- Is it one disease, or is it a "spectrum", or is it multiple (distinct) diseases that look the same?
First of all, let me recount from the Wikipedia page a slightly modified summary of the parable:
In various versions of the tale, a group of blind men touch an elephant to learn what it is like. Each blind men feels a different part, but only one part, such as the trunk, or an foot, or the tusk.My impression is that many in the ME/CFS "community" think that most of the studies are equally "true" – I think that is the first mistake. To stay in the parable: Some of the blind men have never touched an elephant (or any other animal, for that matter) and simply make things up. Here you have blind men who describe not an elephant, but maybe an park bench, or an found umbrella, or maybe an object that exists only in their fantasy (and even describing that they suck). Yes Virginia, I'm talking about Lombardi, Mikovits and Ruscetti. There are others. Like those blind men trying to describe the color of the elephant. Somehow, now I have to think of the names Meirleir, Maes and Gerwyn.

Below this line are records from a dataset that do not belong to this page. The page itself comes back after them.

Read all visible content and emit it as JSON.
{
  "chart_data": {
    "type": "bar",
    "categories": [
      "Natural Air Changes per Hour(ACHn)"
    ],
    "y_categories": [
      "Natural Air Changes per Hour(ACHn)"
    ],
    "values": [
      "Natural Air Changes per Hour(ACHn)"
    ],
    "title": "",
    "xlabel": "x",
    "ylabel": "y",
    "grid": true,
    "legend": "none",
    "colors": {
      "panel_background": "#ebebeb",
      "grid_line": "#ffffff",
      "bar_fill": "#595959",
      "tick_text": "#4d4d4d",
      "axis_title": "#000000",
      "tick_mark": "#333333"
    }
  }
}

A Jain version of the story says that six blind men were asked to determine what an elephant looked like by feeling different parts of the elephant's body. The blind man who feels a leg says the elephant is like a pillar; the one who feels the tail says the elephant is like a rope; the one who feels the trunk says the elephant is like a tree branch; the one who feels the ear says the elephant is like a hand fan; the one who feels the belly says the elephant is like a wall; and the one who feels the tusk says the elephant is like a solid pipe.Afterwards the blind men talk to each other and learn that they are in complete disagreement. Some of the stories differ in how violent the conflict becomes, and how (or if) the conflict among the men and their perspectives is resolved.

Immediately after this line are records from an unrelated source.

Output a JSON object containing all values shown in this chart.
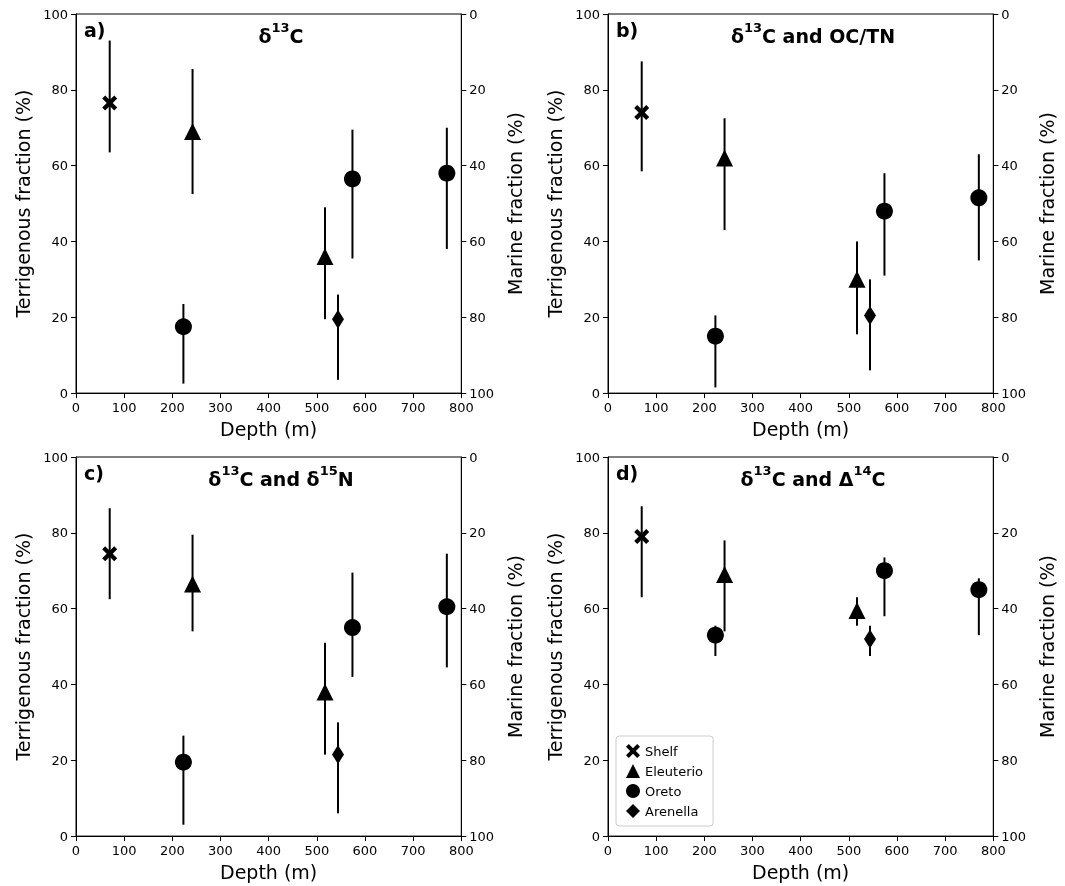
{
  "chart_data": [
    {
      "type": "scatter",
      "title": "δ$^{13}$C",
      "xlabel": "Depth (m)",
      "ylabel": "Terrigenous fraction (%)",
      "y2label": "Marine fraction (%)",
      "annotations": [
        "a)"
      ],
      "xlim": [
        0,
        800
      ],
      "xticks": [
        0,
        100,
        200,
        300,
        400,
        500,
        600,
        700,
        800
      ],
      "ylim": [
        0,
        100
      ],
      "yticks": [
        0,
        20,
        40,
        60,
        80,
        100
      ],
      "y2lim": [
        100,
        0
      ],
      "y2ticks": [
        0,
        20,
        40,
        60,
        80,
        100
      ],
      "grid": false,
      "legend": false,
      "series": [
        {
          "color": "#000000",
          "marker": "cross",
          "x": [
            70
          ],
          "values": [
            76.5
          ],
          "errors": [
            [
              63.5,
              93
            ]
          ]
        },
        {
          "color": "#000000",
          "marker": "triangle",
          "x": [
            242,
            517
          ],
          "values": [
            69,
            36
          ],
          "errors": [
            [
              52.5,
              85.5
            ],
            [
              19.5,
              49
            ]
          ]
        },
        {
          "color": "#000000",
          "marker": "circle",
          "x": [
            223,
            574,
            770
          ],
          "values": [
            17.5,
            56.5,
            58
          ],
          "errors": [
            [
              2.5,
              23.5
            ],
            [
              35.5,
              69.5
            ],
            [
              38,
              70
            ]
          ]
        },
        {
          "color": "#000000",
          "marker": "diamond",
          "x": [
            544
          ],
          "values": [
            19.5
          ],
          "errors": [
            [
              3.5,
              26
            ]
          ]
        }
      ]
    },
    {
      "type": "scatter",
      "title": "δ$^{13}$C and OC/TN",
      "xlabel": "Depth (m)",
      "ylabel": "Terrigenous fraction (%)",
      "y2label": "Marine fraction (%)",
      "annotations": [
        "b)"
      ],
      "xlim": [
        0,
        800
      ],
      "xticks": [
        0,
        100,
        200,
        300,
        400,
        500,
        600,
        700,
        800
      ],
      "ylim": [
        0,
        100
      ],
      "yticks": [
        0,
        20,
        40,
        60,
        80,
        100
      ],
      "y2lim": [
        100,
        0
      ],
      "y2ticks": [
        0,
        20,
        40,
        60,
        80,
        100
      ],
      "grid": false,
      "legend": false,
      "series": [
        {
          "color": "#000000",
          "marker": "cross",
          "x": [
            70
          ],
          "values": [
            74
          ],
          "errors": [
            [
              58.5,
              87.5
            ]
          ]
        },
        {
          "color": "#000000",
          "marker": "triangle",
          "x": [
            242,
            517
          ],
          "values": [
            62,
            30
          ],
          "errors": [
            [
              43,
              72.5
            ],
            [
              15.5,
              40
            ]
          ]
        },
        {
          "color": "#000000",
          "marker": "circle",
          "x": [
            223,
            574,
            770
          ],
          "values": [
            15,
            48,
            51.5
          ],
          "errors": [
            [
              1.5,
              20.5
            ],
            [
              31,
              58
            ],
            [
              35,
              63
            ]
          ]
        },
        {
          "color": "#000000",
          "marker": "diamond",
          "x": [
            544
          ],
          "values": [
            20.5
          ],
          "errors": [
            [
              6,
              30
            ]
          ]
        }
      ]
    },
    {
      "type": "scatter",
      "title": "δ$^{13}$C and δ$^{15}$N",
      "xlabel": "Depth (m)",
      "ylabel": "Terrigenous fraction (%)",
      "y2label": "Marine fraction (%)",
      "annotations": [
        "c)"
      ],
      "xlim": [
        0,
        800
      ],
      "xticks": [
        0,
        100,
        200,
        300,
        400,
        500,
        600,
        700,
        800
      ],
      "ylim": [
        0,
        100
      ],
      "yticks": [
        0,
        20,
        40,
        60,
        80,
        100
      ],
      "y2lim": [
        100,
        0
      ],
      "y2ticks": [
        0,
        20,
        40,
        60,
        80,
        100
      ],
      "grid": false,
      "legend": false,
      "series": [
        {
          "color": "#000000",
          "marker": "cross",
          "x": [
            70
          ],
          "values": [
            74.5
          ],
          "errors": [
            [
              62.5,
              86.5
            ]
          ]
        },
        {
          "color": "#000000",
          "marker": "triangle",
          "x": [
            242,
            517
          ],
          "values": [
            66.5,
            38
          ],
          "errors": [
            [
              54,
              79.5
            ],
            [
              21.5,
              51
            ]
          ]
        },
        {
          "color": "#000000",
          "marker": "circle",
          "x": [
            223,
            574,
            770
          ],
          "values": [
            19.5,
            55,
            60.5
          ],
          "errors": [
            [
              3,
              26.5
            ],
            [
              42,
              69.5
            ],
            [
              44.5,
              74.5
            ]
          ]
        },
        {
          "color": "#000000",
          "marker": "diamond",
          "x": [
            544
          ],
          "values": [
            21.5
          ],
          "errors": [
            [
              6,
              30
            ]
          ]
        }
      ]
    },
    {
      "type": "scatter",
      "title": "δ$^{13}$C and Δ$^{14}$C",
      "xlabel": "Depth (m)",
      "ylabel": "Terrigenous fraction (%)",
      "y2label": "Marine fraction (%)",
      "annotations": [
        "d)"
      ],
      "xlim": [
        0,
        800
      ],
      "xticks": [
        0,
        100,
        200,
        300,
        400,
        500,
        600,
        700,
        800
      ],
      "ylim": [
        0,
        100
      ],
      "yticks": [
        0,
        20,
        40,
        60,
        80,
        100
      ],
      "y2lim": [
        100,
        0
      ],
      "y2ticks": [
        0,
        20,
        40,
        60,
        80,
        100
      ],
      "grid": false,
      "legend": "bottom left",
      "series": [
        {
          "name": "Shelf",
          "color": "#000000",
          "marker": "cross",
          "x": [
            70
          ],
          "values": [
            79
          ],
          "errors": [
            [
              63,
              87
            ]
          ]
        },
        {
          "name": "Eleuterio",
          "color": "#000000",
          "marker": "triangle",
          "x": [
            242,
            517
          ],
          "values": [
            69,
            59.5
          ],
          "errors": [
            [
              54,
              78
            ],
            [
              55.5,
              63
            ]
          ]
        },
        {
          "name": "Oreto",
          "color": "#000000",
          "marker": "circle",
          "x": [
            223,
            574,
            770
          ],
          "values": [
            53,
            70,
            65
          ],
          "errors": [
            [
              47.5,
              55.5
            ],
            [
              58,
              73.5
            ],
            [
              53,
              68
            ]
          ]
        },
        {
          "name": "Arenella",
          "color": "#000000",
          "marker": "diamond",
          "x": [
            544
          ],
          "values": [
            52
          ],
          "errors": [
            [
              47.5,
              55.5
            ]
          ]
        }
      ]
    }
  ]
}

In some versions, they stop talking, start listening and collaborate to "see" the full elephant. When a sighted man walks by and sees the entire elephant all at once, they also learn they are blind. While one's subjective experience is true, it may not be the totality of truth.
And even if you sieve out all the blind men describing inanimate objects (or worse, make-believe objects), you get some who grabbed some random animal in the zoo and tried to described it. Now if they can describe two (or more) of those animals, and the differences between them, and if they do not try to make you believe that they describe the whole animal, I think they are much more trustworthy than those who want to make you believe they describe only an elephant, and that they know the entire elephant.
If you have someone who says "Here I found two animals with distinctly different tusk, one has leather like skin, the others is furry", well then we are on to something. Currently I have seen few people who would fit that bill: Alan Light (et al.), and maybe Julia Newton (come to my mind).
But one thing should be clear, all those harping about how we need better criteria to "sieve out all non-elephants" (to stay within the parable) should know that:
a) Your are an "blind men" yourself
b) You might be an "non-elephant" yourself
c) The studies you trust might describe non-elephants
d) The studies you trust might describe non-elephant animals that are different from you
Yes, better (and more stringent) criteria might be helpful, but what we need are ways to look at "a collection of zoo animals" (parable again), and learn to differentiate them properly, both in a research setting, and in a clinical setting.